Nous avons choisi d'emprunter une voie pragmatique. Une charte relative aux conventions de compte de dépôt a été élaborée et signée solennellement par l'ensemble des établissements bancaires, en présence du le ministre des finances, le 9 janvier 2003. Cette charte renforce les droits des consommateurs auxquels, comme le Gouvernement, vous êtes attaché.
Dans ce document, les établissements bancaires et La Poste se sont engagés à proposer gratuitement à leurs clients des conventions de compte de dépôt écrites qui précisent la nature et le tarif des prestations fournies. Pour les nouveaux comptes, une convention est systématiquement proposée aux clients depuis le 28 février 2003. Pour les comptes déjà ouverts, les clients peuvent obtenir une convention sur simple demande depuis le 30 avril 2003.
Un premier bilan de l'effet de cette charte a été dressé en septembre 2003 par le Conseil national du crédit, instance de concertation entre les consommateurs et les banques, sous l'égide des pouvoirs publics. Il en ressort que les nouveaux clients signent effectivement une convention de compte de dépôt conforme à la charte, ce qui était l'objectif du législateur. Il n'en reste pas moins que l'information des anciens clients mériterait d'être renforcée : les établissements bancaires doivent renouveler leurs efforts de communication pour encourager la signature de convention de la part de la clientèle ancienne.
Le ministre des finances sera particulièrement attentif aux prochains bilans d'application de la charte.
Il est prévu que le délai de suspension de la loi MURCEF expirera en février 2005. Si, à cette date, les efforts des établissements bancaires n'ont pas été convaincants, le ministre des finances proposera le rétablissement d'une disposition législative garantissant les meilleures conditions de transparence et d'information, tout en assurant qu'elles sont également applicables.
Nous aurons donc, après février 2005, l'occasion d'examiner très précisément l'efficacité des dispositions prises par les établissements bancaires et nous envisagerons alors, le cas échéant, les mesures législatives qu'il serait nécessaire de proposer au Parlement pour répondre aux préoccupations dont vous avez fait état, monsieur le sénateur.
M. le président.
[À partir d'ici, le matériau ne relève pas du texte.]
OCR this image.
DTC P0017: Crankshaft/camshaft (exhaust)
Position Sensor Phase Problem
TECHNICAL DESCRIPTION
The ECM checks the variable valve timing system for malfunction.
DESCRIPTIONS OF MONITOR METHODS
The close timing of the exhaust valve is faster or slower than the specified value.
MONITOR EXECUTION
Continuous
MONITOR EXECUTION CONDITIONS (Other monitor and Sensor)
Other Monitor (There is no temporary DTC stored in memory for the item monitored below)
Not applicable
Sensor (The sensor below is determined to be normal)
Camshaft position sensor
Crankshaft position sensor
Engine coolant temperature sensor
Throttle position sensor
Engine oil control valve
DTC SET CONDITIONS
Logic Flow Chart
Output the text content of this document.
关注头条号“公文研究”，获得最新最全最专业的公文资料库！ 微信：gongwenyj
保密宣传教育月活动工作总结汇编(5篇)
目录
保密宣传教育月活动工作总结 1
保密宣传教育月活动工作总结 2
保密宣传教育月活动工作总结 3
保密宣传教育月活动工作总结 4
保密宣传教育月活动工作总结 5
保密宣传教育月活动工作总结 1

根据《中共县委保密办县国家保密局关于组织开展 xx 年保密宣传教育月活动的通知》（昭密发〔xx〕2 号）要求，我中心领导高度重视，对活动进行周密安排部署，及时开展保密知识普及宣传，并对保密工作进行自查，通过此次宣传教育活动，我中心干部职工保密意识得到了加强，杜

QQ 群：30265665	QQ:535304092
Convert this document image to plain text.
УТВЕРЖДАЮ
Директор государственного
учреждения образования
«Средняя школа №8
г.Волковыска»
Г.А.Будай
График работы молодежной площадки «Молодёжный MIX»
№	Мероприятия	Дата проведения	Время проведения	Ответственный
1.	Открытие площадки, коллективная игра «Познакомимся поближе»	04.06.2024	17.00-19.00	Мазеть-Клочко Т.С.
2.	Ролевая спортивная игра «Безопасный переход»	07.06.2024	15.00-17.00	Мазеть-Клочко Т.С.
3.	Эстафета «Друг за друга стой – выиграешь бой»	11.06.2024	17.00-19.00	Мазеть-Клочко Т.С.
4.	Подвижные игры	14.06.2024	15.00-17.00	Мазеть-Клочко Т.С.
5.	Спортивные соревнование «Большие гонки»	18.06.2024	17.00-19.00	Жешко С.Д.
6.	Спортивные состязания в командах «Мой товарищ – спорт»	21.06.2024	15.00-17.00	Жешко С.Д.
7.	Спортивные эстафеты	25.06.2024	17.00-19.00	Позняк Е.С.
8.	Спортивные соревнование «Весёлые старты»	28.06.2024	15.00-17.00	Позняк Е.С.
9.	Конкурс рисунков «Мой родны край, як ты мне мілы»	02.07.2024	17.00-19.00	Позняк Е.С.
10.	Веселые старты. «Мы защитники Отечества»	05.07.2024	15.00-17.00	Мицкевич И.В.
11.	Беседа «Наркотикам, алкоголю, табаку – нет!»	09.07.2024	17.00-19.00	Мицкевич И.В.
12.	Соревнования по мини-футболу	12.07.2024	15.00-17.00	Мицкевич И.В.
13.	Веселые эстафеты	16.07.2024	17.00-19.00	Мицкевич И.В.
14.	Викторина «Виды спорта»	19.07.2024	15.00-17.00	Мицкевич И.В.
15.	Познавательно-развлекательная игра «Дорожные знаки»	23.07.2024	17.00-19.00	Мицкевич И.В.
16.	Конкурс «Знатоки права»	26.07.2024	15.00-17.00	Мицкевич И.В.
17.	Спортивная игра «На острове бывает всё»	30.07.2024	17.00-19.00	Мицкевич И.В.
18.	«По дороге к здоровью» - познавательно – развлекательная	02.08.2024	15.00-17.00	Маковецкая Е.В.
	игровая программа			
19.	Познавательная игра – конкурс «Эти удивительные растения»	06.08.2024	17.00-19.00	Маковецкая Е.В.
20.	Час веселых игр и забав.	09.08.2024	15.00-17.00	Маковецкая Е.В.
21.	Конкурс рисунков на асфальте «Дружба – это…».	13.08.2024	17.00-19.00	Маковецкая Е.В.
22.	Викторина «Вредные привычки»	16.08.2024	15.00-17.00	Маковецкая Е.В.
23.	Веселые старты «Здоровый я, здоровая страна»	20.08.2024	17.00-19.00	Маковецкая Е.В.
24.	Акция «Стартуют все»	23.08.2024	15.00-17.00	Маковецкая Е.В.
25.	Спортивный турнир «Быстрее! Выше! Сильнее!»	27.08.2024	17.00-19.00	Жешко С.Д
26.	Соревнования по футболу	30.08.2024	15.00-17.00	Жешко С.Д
La parole est à M. André Vallet.
M. André Vallet. Monsieur le ministre, je suis satisfait d'apprendre que, en février 2005, prendra effectivement fin ce moratoire de dix-huit mois et que la loi s'appliquera alors pleinement, même si, de mon point de vue, celle-ci devrait être modifiée dans le sens que j'ai indiqué.
La comparaison que vous établissez avec les autres pays européens, monsieur le ministre, est incomplète. Il est des pays dans lesquels les comptes sont rémunérés, ce qui n'est pas le cas en France. Par ailleurs, ces comparaisons sont généralement le fait de groupements bancaires ; je ne suis donc pas persuadé de leur objectivité.
Vous avez précisé que, à partir du moment où des crédits sont demandés et accordés, un contrat est établi et une information fournie au client. C'est exact, mais il n'en va pas de même s'agissant des divers services auxquels j'ai fait allusion et dont la facturation est décidée unilatéralement par les établissements bancaires.
Monsieur le ministre, j'aimerais que le Gouvernement étudie ce problème qui, de mon point de vue, devient particulièrement important dans notre pays.